Disaster-Hit Philippines Seeks Help to Fight Disease Outbreak: WHO

by VR Sreeraman on Oct 23 2009 6:35 PM

The Philippines is seeking international help to fight a deadly outbreak of an infectious disease following two devastating tropical storms, the World Health Organization said.

Filipino health authorities said leptospirosis, a bacterial infection, has infected 1,963 people and killed 148 of them.

The outbreak occurred in areas of Manila that remained flooded nearly four weeks after Tropical Storm Ketsana struck the capital on September 26.

A three-member team was flying into Manila "in the next day or so" after the government sought help from the 140-nation Global Outbreak Alert and Response Network to fight the outbreak, Adam Craig, an official of the WHO Western Pacific regional office in Manila, told AFP.

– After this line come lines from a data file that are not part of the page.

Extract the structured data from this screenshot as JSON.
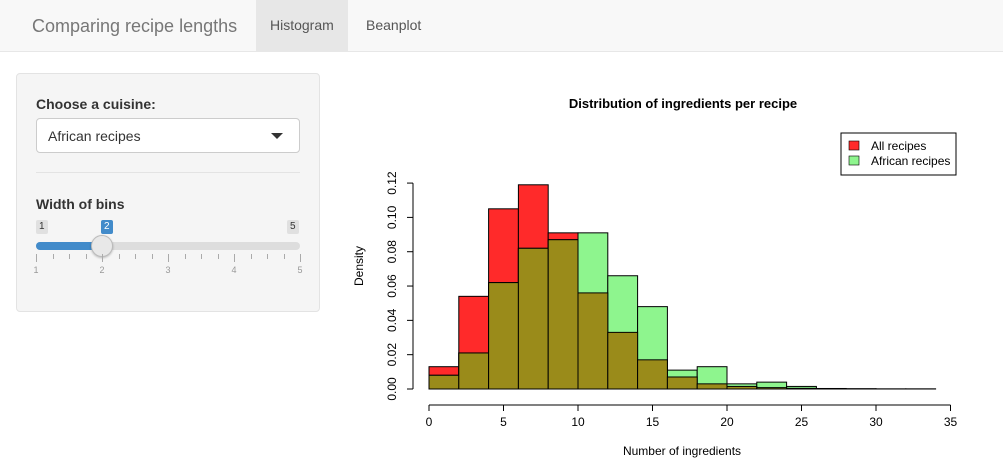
{
  "app": {
    "title": "Comparing recipe lengths"
  },
  "tabs": [
    {
      "label": "Histogram",
      "active": true
    },
    {
      "label": "Beanplot",
      "active": false
    }
  ],
  "sidebar": {
    "cuisine_label": "Choose a cuisine:",
    "cuisine_selected": "African recipes",
    "bins_label": "Width of bins",
    "slider": {
      "min": 1,
      "max": 5,
      "value": 2,
      "min_label": "1",
      "max_label": "5",
      "value_label": "2",
      "grid_labels": [
        "1",
        "2",
        "3",
        "4",
        "5"
      ]
    }
  },
  "colors": {
    "all": "#ff2a2a",
    "african": "#8ef58e",
    "overlap": "#9a8b1a",
    "accent": "#428bca"
  },
  "chart_data": {
    "type": "bar",
    "title": "Distribution of ingredients per recipe",
    "xlabel": "Number of ingredients",
    "ylabel": "Density",
    "xlim": [
      0,
      35
    ],
    "ylim": [
      0,
      0.12
    ],
    "x_ticks": [
      0,
      5,
      10,
      15,
      20,
      25,
      30,
      35
    ],
    "y_ticks": [
      0.0,
      0.02,
      0.04,
      0.06,
      0.08,
      0.1,
      0.12
    ],
    "y_tick_labels": [
      "0.00",
      "0.02",
      "0.04",
      "0.06",
      "0.08",
      "0.10",
      "0.12"
    ],
    "bin_edges": [
      0,
      2,
      4,
      6,
      8,
      10,
      12,
      14,
      16,
      18,
      20,
      22,
      24,
      26,
      28,
      30,
      32,
      34
    ],
    "legend_position": "top-right",
    "series": [
      {
        "name": "All recipes",
        "color": "#ff2a2a",
        "values": [
          0.013,
          0.054,
          0.105,
          0.119,
          0.091,
          0.056,
          0.033,
          0.017,
          0.007,
          0.003,
          0.0015,
          0.0008,
          0.0004,
          0.0003,
          0.0002,
          0.0001,
          0.0001
        ]
      },
      {
        "name": "African recipes",
        "color": "#8ef58e",
        "values": [
          0.008,
          0.021,
          0.062,
          0.082,
          0.087,
          0.091,
          0.066,
          0.048,
          0.011,
          0.013,
          0.003,
          0.004,
          0.0015,
          0.0,
          0.0,
          0.0,
          0.0
        ]
      }
    ]
  }
}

He said the WHO was taking note that it was a "big outbreak and the number of deaths is high," even as the country's medical facilities are "overstretched," partly from heavy damage wrought by the flooding.

"We estimate a five to 10 percent mortality rate," Craig added.

He said the WHO regional office in Manila has also placed orders for rapid diagnostic test kits sought by the Philippines health department.

With 1.28 million residents still living in flooded areas, the Philippines health department estimates 1.7 million people "are at high-risk (of) exposure" to the disease and up to 3,800 could eventually get infected, the WHO said in a report.

The disease, which is transmitted mainly by exposure to contaminated urine of mammals in water in flooded areas, can lead to renal failure.

The Philippines health department earlier ordered 1.3 million people to take antibiotics to protect against disease.

Health Secretary Francisco Duque said Thursday that the outbreak had overwhelmed government hospitals, many of which had also suffered substantial damage from the flooding.

"The sudden upsurge of leptospirosis cases after the massive flooding caused by Tropical Storm (Ketsana) and Typhoon (Parma) brought us to a situation where we need to get into special arrangements with medical facilities from the private sector to help the government treat patients," he said.